Gasparrini disagrees, citing statistics that show over the long term, kids in quality child-care programs are 3.5 times less likely to struggle in school and are more likely to grow up to graduate from high school and have higher earnings.

Lehrer said he isn't disputing good child care can make a difference, just that the Quebec system is not as high-quality across the board as it should be.

"I think high-quality care matters," he said. "Affordable high-quality care is a phenomenal policy. Affordable child care alone is not."

Gasparrini acknowledges while the system has high standards, the province isn't very good at ensuring centres meet them. She said there is a new program in development to try to fix that.

She also said the system is underfunded -- about half the CPEs in Quebec are in deficit, she says -- and without any ability to raise funds on their own, CPEs have nowhere to find more money.

The system is also not entirely universal. While anyone who gets into a public space pays $7 a day, demand far outstrips supply.

"We were a victim of our own success," said Gasparrini. "The government could not have imagined how popular it would be. We had huge waiting lists."

Even now, when there are more than 230,000 public spaces available, nearly three times as many as in 1998, access remains an issue.

Hall and her husband had to wait until her younger son was two before they got him into a CPE, relying for more than a year on private drop-in care at $35 a day and a private home daycare at $12 a day.

"I couldn't get them in anywhere," she said.

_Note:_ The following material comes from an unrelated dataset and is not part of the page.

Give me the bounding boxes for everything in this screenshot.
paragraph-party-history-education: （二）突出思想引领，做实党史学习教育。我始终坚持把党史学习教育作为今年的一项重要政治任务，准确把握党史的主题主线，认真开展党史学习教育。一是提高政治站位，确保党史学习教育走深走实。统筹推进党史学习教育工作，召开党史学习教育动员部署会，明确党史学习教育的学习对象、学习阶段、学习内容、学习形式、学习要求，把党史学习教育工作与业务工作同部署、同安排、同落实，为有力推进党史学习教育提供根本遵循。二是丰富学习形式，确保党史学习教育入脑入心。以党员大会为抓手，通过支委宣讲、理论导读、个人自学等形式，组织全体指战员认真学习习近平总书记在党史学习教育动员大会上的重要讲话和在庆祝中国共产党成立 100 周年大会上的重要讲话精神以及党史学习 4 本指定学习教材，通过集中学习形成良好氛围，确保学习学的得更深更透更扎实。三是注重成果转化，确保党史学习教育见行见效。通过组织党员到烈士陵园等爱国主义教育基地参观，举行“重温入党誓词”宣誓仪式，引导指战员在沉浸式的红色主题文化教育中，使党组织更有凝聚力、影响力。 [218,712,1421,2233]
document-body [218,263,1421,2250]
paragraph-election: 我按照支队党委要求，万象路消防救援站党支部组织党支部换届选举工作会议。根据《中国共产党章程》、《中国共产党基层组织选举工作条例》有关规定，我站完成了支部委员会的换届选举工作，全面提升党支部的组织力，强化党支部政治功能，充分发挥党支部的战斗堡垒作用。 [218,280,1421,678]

Space for kids under age two is particularly scarce.

René Guerra, a father of a 22-month-old in Gatineau, Que., is paying $60 a day for a private Montessori program. He and his wife are counting down the days until a space becomes available in a new CPE opening at his wife's workplace.

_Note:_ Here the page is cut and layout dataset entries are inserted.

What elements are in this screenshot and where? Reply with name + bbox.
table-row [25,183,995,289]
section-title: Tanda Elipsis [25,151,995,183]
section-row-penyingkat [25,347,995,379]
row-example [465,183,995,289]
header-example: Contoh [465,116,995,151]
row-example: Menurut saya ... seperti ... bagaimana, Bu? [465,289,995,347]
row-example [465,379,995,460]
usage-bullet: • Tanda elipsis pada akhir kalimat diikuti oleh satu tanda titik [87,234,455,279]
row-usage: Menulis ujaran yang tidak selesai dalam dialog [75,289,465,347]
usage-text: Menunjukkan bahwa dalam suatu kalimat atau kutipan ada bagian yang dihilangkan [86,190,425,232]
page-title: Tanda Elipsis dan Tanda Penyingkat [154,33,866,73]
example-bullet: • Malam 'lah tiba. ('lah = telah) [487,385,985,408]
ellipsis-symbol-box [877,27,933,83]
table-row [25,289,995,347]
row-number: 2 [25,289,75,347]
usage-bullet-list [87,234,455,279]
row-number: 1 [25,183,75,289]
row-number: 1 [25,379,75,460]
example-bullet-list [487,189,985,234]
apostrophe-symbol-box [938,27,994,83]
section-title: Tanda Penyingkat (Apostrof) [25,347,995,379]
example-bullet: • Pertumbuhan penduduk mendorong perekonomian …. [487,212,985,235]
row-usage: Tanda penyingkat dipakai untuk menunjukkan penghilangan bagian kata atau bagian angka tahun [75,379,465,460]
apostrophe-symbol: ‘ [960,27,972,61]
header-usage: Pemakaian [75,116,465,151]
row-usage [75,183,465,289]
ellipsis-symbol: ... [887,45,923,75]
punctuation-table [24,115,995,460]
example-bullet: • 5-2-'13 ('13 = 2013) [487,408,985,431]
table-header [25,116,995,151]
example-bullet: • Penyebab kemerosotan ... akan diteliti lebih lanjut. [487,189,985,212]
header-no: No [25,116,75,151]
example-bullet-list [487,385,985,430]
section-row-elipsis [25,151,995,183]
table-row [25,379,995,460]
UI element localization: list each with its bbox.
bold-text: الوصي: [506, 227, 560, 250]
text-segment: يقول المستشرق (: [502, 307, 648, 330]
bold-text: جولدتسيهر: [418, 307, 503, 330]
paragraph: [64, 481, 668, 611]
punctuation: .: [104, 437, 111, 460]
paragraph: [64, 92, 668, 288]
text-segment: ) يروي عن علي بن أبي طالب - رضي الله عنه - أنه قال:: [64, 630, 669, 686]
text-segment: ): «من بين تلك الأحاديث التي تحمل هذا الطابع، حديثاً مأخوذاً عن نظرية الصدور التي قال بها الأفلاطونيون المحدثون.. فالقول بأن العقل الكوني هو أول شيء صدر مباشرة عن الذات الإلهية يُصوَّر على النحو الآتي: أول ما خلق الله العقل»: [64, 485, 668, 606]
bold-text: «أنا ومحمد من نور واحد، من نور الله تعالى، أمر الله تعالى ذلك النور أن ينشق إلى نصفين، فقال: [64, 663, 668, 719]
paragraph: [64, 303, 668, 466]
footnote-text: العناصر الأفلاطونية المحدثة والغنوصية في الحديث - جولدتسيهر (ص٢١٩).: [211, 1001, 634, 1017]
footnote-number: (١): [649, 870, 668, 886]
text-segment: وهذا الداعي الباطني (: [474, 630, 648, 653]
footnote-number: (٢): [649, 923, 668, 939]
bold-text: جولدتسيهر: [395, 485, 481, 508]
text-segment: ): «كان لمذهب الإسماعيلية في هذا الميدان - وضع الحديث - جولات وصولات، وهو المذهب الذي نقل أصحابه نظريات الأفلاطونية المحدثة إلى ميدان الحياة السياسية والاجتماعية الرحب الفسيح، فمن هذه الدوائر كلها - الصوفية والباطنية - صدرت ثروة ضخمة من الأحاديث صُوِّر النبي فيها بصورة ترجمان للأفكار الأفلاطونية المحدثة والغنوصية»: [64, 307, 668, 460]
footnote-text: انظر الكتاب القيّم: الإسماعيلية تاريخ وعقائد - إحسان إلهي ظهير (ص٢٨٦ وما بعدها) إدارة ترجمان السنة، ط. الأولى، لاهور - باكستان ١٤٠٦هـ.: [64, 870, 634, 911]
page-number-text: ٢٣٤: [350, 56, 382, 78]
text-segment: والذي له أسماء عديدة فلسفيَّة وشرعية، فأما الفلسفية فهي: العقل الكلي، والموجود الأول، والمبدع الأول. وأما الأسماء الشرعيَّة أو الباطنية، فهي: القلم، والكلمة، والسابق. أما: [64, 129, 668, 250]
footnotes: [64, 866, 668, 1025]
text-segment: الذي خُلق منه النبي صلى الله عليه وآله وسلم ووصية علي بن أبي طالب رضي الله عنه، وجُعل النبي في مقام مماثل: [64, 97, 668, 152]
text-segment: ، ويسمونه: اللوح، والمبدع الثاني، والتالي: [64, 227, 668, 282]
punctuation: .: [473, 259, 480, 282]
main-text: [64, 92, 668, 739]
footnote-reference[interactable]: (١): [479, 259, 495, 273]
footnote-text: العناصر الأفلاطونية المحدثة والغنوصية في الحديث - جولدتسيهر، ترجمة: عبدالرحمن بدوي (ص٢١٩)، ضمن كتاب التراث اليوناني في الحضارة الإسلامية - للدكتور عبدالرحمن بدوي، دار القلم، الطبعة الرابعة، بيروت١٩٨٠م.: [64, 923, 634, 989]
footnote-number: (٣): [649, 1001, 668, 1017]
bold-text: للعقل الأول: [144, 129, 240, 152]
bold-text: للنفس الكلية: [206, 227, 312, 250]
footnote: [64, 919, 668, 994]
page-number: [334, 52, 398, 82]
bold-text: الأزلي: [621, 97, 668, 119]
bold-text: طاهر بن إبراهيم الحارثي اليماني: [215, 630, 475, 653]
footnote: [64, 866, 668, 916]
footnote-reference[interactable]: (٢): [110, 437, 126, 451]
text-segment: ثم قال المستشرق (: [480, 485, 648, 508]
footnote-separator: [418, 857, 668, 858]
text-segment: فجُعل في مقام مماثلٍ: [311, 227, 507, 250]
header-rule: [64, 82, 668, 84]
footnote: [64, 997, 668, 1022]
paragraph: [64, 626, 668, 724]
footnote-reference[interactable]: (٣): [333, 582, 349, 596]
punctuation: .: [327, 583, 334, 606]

"We signed up for all the waiting lists that are available," said Guerra, who works for a non-profit organization across the river from Quebec in Ottawa.

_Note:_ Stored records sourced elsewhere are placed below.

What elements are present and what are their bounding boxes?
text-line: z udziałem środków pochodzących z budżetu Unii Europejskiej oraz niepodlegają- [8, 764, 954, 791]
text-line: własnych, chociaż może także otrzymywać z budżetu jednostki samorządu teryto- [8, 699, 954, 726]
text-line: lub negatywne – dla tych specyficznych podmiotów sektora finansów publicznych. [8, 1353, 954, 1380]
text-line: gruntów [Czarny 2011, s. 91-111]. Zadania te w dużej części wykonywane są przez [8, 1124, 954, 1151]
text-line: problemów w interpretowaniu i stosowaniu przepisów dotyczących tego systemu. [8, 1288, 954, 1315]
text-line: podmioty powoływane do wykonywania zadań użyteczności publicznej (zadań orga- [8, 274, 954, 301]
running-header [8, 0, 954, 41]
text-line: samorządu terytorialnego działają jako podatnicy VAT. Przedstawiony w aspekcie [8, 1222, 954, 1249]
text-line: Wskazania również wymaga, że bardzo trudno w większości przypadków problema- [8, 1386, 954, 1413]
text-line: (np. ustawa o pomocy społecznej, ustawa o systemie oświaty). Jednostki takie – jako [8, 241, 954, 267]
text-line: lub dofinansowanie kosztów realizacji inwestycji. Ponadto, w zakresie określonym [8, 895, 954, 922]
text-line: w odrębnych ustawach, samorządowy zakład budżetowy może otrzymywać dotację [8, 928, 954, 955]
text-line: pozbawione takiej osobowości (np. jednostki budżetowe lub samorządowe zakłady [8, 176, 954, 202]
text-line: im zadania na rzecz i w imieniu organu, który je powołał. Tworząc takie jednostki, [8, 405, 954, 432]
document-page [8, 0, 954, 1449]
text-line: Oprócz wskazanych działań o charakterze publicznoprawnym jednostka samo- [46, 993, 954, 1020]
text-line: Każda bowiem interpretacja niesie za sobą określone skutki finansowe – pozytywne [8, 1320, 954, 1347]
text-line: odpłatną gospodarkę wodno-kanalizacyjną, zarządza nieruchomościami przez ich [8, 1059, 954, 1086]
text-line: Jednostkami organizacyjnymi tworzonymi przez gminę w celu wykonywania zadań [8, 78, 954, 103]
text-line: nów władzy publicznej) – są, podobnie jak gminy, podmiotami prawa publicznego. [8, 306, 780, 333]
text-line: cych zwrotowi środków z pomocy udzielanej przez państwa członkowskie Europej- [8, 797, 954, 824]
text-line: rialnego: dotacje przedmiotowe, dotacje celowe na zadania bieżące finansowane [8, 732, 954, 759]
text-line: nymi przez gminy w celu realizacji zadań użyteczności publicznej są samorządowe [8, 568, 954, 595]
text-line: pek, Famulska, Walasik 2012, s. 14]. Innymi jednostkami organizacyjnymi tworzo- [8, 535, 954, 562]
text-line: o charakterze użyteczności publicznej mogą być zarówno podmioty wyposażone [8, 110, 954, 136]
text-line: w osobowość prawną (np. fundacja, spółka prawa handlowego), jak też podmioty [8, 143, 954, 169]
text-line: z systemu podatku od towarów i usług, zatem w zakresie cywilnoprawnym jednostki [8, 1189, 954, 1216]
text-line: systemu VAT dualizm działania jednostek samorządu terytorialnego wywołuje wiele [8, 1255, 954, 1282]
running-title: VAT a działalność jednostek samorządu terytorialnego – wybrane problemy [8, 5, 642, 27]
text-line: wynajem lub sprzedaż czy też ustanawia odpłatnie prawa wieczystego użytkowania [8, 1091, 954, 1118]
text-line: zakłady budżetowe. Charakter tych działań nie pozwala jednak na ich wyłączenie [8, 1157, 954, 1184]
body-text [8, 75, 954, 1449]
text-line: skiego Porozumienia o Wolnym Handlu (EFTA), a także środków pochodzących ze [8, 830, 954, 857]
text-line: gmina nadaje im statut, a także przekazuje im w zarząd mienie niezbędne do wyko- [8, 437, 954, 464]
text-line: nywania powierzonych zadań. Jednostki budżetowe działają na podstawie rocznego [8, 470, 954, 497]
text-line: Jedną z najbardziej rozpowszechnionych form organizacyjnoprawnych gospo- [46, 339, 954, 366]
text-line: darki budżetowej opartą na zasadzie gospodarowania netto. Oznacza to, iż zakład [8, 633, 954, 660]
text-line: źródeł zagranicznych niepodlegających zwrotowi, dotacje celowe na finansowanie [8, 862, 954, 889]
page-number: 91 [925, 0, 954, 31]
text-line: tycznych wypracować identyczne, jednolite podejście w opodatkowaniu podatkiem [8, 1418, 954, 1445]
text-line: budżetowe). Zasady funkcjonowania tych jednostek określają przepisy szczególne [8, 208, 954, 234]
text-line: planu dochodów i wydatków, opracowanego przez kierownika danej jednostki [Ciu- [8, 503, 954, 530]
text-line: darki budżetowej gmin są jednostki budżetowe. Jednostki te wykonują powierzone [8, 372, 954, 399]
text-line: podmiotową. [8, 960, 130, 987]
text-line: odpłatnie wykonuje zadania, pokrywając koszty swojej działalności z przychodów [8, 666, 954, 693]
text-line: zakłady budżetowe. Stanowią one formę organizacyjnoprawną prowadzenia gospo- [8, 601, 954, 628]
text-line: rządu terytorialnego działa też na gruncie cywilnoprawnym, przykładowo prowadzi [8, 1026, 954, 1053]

The difference to his budget will allow them to consider buying a car.

The system also is much easier to navigate for parents who are better-educated and wealthier -- the use of the system is higher among wealthier families, Gasparrini said.

Prentice is not very hopeful the success in Quebec will be pursued by other provinces. She said the current political climate, driven by lower-tax, lower-spending policies, makes investing in major government programs difficult.

"We are no longer in a state-building period," she said. "So it's a bad time to try to get onto the agenda." The federal NDP has promised a national universal child-care program based on the Quebec model, promising to spend nearly $2 billion by 2018-19 to create 370,000 spaces at a maximum cost of $15 a day.

On the opposite side of the picture, the Conservatives are offering cash directly to parents to offer what they say is "choice in child care." The money, which was $100 a month for all kids under six between 2006 and this year, is going up to $160 a month for kids under six and $60 a month for kids between six and 17 years old.

Thus far, the federal Liberals have unveiled no child-care policy.

The program in Quebec is also about to undergo major changes. The new Liberal government, pleading poverty, is about to pass legislation that would implement an income-based scale for daycare fees. Families with incomes under $50,000 will pay $7.30 a day, and the rate increases with income to a maximum of $20 a day for families with household incomes more than $155,000.